In Europe, a similar indicator -- the Euro STOXX Volatility
Index -- was set for its biggest one-day surge in
absolute terms since October 2008, the depths of the global
financial crisis.
DOLLAR DEMAND
Demand from non-U.S. investors for dollars has surged, a
typical sign that market participants need cash. The rate on
three-month cross-currency basis swaps for the euro
, a derivative that reflects this demand, traded
around -7% from above 12.5% a week ago, its most negative since
late 2023. A more negative number indicates higher demand for
dollars.
JUNK IT
Junk bond spreads, which reflect the premium investors get
for owning riskier corporate debt, compared to government bonds,
have blown out to multi-month highs.
On Monday, the iTRAXX Crossover Index an index
of five-year European junk bonds, leapt above 420 basis points
in its largest one-day rise since March 2023 and to its highest
since November that year and nearly 80 basis points higher than
it was a week ago.
In the United States, the ICE BofA U.S. High Yield Index
ended last week at its lowest since September, having
posted its largest weekly drop since September 2022.
BANKS SLIDE
Global banks, key to the functioning of the global economy
and a barometer for growth, continue to suffer steep share price
falls.
European and Japanese bank stocks have shed roughly 20% of
their value each in the last three trading sessions alone
. Japanese banks closed 10% lower on Monday,
while U.S. banks slid some 15% last week in their biggest weekly
drop since 2020.
SWAP SPREADS
The pressure building in the U.S. bond market, the world's
biggest with some $28 trillion in outstanding government debt,
is starting to become apparent and one sign of strain is in swap
spreads.
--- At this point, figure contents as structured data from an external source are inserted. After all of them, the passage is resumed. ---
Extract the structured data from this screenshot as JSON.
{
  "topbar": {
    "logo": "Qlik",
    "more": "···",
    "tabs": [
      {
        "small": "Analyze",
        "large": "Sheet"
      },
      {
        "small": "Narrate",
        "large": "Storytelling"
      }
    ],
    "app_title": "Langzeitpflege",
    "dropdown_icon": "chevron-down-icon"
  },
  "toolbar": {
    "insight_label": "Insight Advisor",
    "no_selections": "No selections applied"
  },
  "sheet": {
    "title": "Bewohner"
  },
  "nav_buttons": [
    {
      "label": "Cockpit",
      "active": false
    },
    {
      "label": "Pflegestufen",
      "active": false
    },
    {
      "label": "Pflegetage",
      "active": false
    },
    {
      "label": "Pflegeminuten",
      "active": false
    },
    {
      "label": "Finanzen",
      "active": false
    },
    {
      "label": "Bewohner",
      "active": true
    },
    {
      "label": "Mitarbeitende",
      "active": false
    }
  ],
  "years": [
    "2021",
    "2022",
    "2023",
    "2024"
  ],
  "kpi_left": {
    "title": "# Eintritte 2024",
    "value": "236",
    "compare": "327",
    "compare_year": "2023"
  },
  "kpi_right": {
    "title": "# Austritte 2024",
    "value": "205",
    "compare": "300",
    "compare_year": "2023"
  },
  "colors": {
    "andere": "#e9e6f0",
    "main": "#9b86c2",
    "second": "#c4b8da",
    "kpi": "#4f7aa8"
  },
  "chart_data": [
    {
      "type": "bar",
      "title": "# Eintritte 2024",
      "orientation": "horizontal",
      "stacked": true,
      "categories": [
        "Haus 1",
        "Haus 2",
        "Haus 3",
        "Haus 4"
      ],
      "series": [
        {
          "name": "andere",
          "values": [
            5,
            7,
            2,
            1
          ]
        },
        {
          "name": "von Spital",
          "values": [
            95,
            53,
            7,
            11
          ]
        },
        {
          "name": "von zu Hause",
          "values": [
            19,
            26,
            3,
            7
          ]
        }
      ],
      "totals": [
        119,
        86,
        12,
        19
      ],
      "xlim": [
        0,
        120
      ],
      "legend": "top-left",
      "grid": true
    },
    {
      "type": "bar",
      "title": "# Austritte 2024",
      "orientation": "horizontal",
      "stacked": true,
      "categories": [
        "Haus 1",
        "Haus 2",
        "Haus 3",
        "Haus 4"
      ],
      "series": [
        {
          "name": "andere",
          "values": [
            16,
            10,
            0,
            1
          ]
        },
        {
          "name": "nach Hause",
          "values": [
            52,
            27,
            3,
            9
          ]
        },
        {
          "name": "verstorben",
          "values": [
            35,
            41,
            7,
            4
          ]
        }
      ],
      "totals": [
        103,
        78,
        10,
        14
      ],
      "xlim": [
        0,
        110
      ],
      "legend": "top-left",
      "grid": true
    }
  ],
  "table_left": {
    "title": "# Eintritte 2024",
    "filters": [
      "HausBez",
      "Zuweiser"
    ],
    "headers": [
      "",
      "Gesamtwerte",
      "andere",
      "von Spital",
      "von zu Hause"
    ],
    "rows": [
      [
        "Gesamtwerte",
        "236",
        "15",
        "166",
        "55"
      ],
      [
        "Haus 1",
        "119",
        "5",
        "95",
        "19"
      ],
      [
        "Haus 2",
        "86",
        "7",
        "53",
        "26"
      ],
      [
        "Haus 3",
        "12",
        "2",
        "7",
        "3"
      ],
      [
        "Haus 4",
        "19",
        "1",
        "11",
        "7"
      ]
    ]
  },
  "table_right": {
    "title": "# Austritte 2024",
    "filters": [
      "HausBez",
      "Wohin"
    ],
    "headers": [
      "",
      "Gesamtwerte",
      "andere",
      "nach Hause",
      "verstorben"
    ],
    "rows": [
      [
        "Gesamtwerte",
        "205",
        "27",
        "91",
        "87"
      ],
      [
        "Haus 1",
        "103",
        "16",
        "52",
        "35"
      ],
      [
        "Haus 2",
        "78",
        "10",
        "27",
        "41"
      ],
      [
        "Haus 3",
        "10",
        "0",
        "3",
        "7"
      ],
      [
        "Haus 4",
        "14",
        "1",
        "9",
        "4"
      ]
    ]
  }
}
They capture the premium on the fixed side of an
interest-rate swap, which investors use to hedge against rates
risk relative to bond yields.
U.S. two-year swap spreads - the difference between two-year
swap rates and the two-year Treasury yield - briefly dropped to
almost -46 basis points on Monday before pulling back to around
-24 bps -- near its tightest levels since November.